For immediate release
Episcopal Church of Sudan Visits American Friends
Reconciliation and reconstruction in postwar southern Sudan dominated
the conversation of 150 Sudanese and Americans gathered in San Jose,
California Feb. 17-19 for the second annual meeting of American Friends
of the Episcopal Church of Sudan. Enock Tombe, an engineer unanimously
elected last month as Provincial Secretary of the Episcopal Church of
Sudan, told the group that although the ECS rejects homosexual practice
among church leaders, it continues to listen to all voices within the
Anglican Communion and desires closer links with friends in the
Episcopal Church in the USA who wish to help meet urgent needs for
education, health care, and clean water in the tropical region where the
return home has already begun for 4 million southern Sudanese made
homeless by 21 years of war.
Regarding the use of the 50% of Sudanese oil royalties promised to the
Government of Southern Sudan during the current 6-year Interim Period
prior to a referendum on national unity or separation, Michael Kevane,
economics professor at Santa Clara University, warned that large public
works, even ones so obviously needed as highways, are prime
opportunities for corruption. Kevane commended instead the dispersal of
public funds to promote locally owned enterprises, community-initiated
assets like schools and libraries, and even direct cash pension benefits
to widowed, elderly, and disabled citizens.
Giving rapt attention to possibilities for return to gainful employment
in postwar Sudan were approximately 50 Sudanese, many belonging to the
so-called Lost Boys who trekked as living skeletons to Ethiopia and
Kenya during the height of the civil war two decades ago and have
recently resettled in cities from Atlanta to Seattle. Cesar Gevule of
Kansas State University and John Majok of the Academy for Educational
Development in Washington, D.C. urged these young men and women to
consider short-term volunteer work in the fields of health and education
as a way of testing the feasibility of return.

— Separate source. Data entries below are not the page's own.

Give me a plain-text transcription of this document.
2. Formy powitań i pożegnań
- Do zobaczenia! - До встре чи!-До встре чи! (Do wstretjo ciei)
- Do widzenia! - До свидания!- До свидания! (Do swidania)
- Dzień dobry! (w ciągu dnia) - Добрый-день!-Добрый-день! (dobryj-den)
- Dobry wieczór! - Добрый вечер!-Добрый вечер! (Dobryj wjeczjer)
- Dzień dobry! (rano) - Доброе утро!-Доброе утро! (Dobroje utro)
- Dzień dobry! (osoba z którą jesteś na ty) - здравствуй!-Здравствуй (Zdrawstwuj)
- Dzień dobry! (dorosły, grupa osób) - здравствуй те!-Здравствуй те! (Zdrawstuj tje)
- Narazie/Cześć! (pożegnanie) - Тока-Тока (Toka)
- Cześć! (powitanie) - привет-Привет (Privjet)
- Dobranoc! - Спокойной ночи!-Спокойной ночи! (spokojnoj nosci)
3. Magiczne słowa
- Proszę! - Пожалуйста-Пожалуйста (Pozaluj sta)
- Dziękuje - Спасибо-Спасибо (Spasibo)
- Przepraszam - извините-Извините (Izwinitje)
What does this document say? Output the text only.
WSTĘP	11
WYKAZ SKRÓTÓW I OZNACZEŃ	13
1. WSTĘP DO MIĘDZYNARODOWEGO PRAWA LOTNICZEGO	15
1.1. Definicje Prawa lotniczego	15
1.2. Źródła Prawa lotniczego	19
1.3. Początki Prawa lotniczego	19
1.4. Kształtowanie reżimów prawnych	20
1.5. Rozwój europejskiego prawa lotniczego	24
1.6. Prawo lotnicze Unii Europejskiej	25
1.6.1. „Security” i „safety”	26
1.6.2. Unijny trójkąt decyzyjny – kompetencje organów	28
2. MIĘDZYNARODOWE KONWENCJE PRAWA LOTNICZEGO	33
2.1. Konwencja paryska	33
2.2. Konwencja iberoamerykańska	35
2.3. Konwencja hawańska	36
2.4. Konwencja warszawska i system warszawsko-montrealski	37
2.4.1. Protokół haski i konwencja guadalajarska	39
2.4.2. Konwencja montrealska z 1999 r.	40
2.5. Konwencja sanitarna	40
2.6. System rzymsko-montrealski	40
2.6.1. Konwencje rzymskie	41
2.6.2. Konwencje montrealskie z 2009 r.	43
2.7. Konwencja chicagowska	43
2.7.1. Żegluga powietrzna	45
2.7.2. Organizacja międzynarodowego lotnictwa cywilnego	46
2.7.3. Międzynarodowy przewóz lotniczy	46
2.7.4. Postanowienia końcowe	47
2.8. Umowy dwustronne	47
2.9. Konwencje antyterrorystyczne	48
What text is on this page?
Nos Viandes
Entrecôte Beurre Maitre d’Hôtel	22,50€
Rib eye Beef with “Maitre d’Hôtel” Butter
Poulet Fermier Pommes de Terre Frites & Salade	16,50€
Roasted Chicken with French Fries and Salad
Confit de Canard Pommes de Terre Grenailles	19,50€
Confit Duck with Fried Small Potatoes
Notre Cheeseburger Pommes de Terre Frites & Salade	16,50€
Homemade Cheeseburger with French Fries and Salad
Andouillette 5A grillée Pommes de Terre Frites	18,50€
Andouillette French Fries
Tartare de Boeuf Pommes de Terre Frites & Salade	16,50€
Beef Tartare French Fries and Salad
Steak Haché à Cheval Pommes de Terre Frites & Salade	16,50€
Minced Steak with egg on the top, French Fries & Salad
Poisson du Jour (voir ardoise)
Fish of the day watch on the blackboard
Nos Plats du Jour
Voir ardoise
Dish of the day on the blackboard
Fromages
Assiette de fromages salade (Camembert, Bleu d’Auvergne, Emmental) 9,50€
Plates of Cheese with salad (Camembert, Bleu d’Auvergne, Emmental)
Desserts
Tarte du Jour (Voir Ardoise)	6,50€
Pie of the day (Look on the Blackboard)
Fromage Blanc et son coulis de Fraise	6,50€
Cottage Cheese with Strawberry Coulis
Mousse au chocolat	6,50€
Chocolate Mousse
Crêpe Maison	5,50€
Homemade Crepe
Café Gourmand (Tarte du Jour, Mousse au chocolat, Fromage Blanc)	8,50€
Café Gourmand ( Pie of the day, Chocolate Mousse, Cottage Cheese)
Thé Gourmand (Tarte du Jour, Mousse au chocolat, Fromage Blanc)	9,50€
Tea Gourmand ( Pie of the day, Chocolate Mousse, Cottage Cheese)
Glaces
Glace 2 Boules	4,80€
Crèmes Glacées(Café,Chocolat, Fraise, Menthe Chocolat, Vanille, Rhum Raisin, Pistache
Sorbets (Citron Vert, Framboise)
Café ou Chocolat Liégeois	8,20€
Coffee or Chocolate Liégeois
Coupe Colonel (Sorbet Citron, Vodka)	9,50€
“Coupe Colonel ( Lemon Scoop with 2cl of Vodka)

Grant LeMarquand of Trinity Episcopal School for Ministry in Ambridge,
Pennsylvania along with Theresa Brown of the Church Divinity School of
the Pacific, Berkeley, California described ways Sudanese pastors
leading the Sudanese Christian congregations that have sprung up across
the US can acquire the basic theological knowledge they lack, even while
they continue to support themselves at minimum-wage jobs in warehouses
and stores. CDSP offers online theological education, while TESM is
about to initiate a second three-year cycle of conferences, mentoring,
and reading which allows untrained pastors to strengthen their grasp of
the Bible, Church history, theology, and pastoral care.
Pastoral care of those traumatized by war preoccupies the host of the
conference, Jerry Drino, a native of California who celebrates that
state’s growing cultural diversity. Drino will present to the Episcopal
Church’s General Convention this summer a proposal for honoring cultural
differences in candidates for the ordained ministry. “Distinctive
culture is one thing,” said Drino. “Trauma is another. All of us
experience stress, when the adrenaline flows and we perform remarkable
feats. But to have lived through the trauma of emotional and physical
violence is something else. Sudanese both in the diaspora and inside the
national territory will be working for years to accomplish
reconciliation after the wounds of war.”
Trauma was not apparent, however, when Harriet Baka Nathan, a
jet-lagged, wiry leader of the Sudanese Mother’s Union enroute to a
United Nations conference on the status of women, belted out, “Jesus is
Lord! Christ is risen!” A troop of Sudanese young adults danced the
offertory procession down the center aisle of St. Andrew’s Episcopal
Church in Saratoga, California on Sunday morning, to the vigorous beat
of the drum. Drino invited communicants, on their way to the high altar,
to put their hand into three gourd bowls holding water from the White
Nile and earth from a destroyed church and a martyr’s grave in the
100-year old Diocese of Bor in Sudan. Ernest Cockrell, the white-haired
rector, remarked to the capacity congregation: “The exchange of the
peace seems to last a little longer when our Sudanese brothers and
sisters are with us.”
American Friends of the Episcopal Church of Sudan (AFRECS) was founded
in 2004 to be a voluntary network of foundations, dioceses, parishes,
and individuals committed to promoting awareness of the priorities of
the Episcopal Church of Sudan. The Executive Director is Nancy Frank, a
parishioner of St. Paul’s Episcopal Church, Rochester, New York. Further
information is available at the website www.afrecs.org.